P.V.A:  Polyvinyl acetate. White glue.
P.V.C: Polyvinyl chloride, a polymer plastic that is resistant to most solvents and used in the manufacture of composition rollers and protective gloves.

R

Rag Paper:  Paper made from 100% cotton or linen.
Rainbow Blend:  The effect produced when two or more adjacent colours on a roller, or silk-screen, are blended together forming a gradation.
Ream:  500 sheets of paper.
Recto:  The front of a sheet of paper.
Reducer:  An oil or varnish used to modify the consistency of a litho, intaglio or relief ink
Register:  Multiple printed images in correct alignment upon the surface of the paper
Register Marks:  Fine crosses or T marks, drawn or printed in the opposite margins of a print as a guide to registration.
Registration:  Correct placement of an image on a previously printed image on the same print.
Relief Etching:  See intaglio-relief
Relief Printing:  Printing from an ink raised surface.
Resin:  A hard substance exuded from the trunks of pines, used in the distillation of turpentine – the resulting residue is rosin.
Resist:  Any substance when dry becomes resistant to the action of either an acid, alkali, or solvent.
Restrike:  A reprinting from the plate after the edition is completed, often after the artist is deceased.
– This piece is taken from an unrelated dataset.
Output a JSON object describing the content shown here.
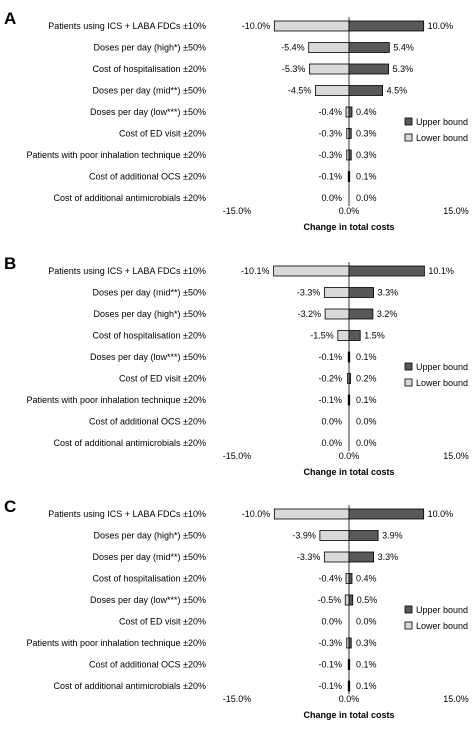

Restrikes are not usually signed or numbered.
Retarder:  A substance added to inks to slow their drying rate, keeping them workable for a longer time.
Retirage:  See maculature.
Retree:  In papermaking, handmade sheets containing minor imperfections -also known as mill seconds.
Retroussage:  In intaglio, a means of enriching the lines of a whipped plate by gently flicking them with a loose piece of tarlatan, causing some of the ink to lift out of the plate.
Retting:  Fungi and bacteria on water soaked rags used as a means of decomposing them for papermaking.
Reverse Etching:  See intaglio relief.
Rice Paper:  Oriental papers. Genuine “rice paper” is a paper like substance sliced from the pitch of Taiwanese tree, Arcacia papyrifera.
Rocker:  A rounded steel tool with numerous fine teeth, used in intaglio printmaking to pit the surface of the plate, as a preparation for mezzotint.
Roller:  A tool used for applying ink. Made from rubber or neoprene, it is shaped like a rolling pin, with handles at its extremities, as distinct from a brayer. Lithographic rollers are often made of leather.
Rosin:  A by-product in the process where by turpentine is distilled from pine trees, a fine dust it is used in aquatints. Melts when heated. (Relative toxicity rating. Skin, slight: ingestion, moderate: inhalation, high). Not used in safer printmaking techniques.
Rubbing:  A print produced by rubbing ink or pencil across a thin sheet of paper placed over a raised surface. Frottage.
Roulette:  A tool with raised lines or dots in a wheel, used to make an irregular texture on an intaglio plate. Can be used directly upon the surface of the plate, or through a hard ground.

S

Salt Aquatint:  In intaglio, a tonal effect obtained by sprinkling salt over a hot thinly grounded plate. The salt is dissolved in water after the plate has cooled.
Sandpaper Aquatint:  In intaglio, a tonal effect obtained by putting a grounded plate through the press with a sheet of sand paper face down on the surface.
Score:  To lightly incise the surface of a sheet or card
Scraper:  In intaglio a three faced tool used to erase unwanted detail from the plate by scraping away the surrounding metal. Also used to remove the burr formed during engraving.
Scraper Bar:  In lithography, a leather or synthetic covered wooden blade, which presses the paper against the stone or plate during printing.
Screen:  The frame and stretched mesh used in screen-printing. In photomechanical work, the glass sheet or acetate film used to create half tones and mechanical tints.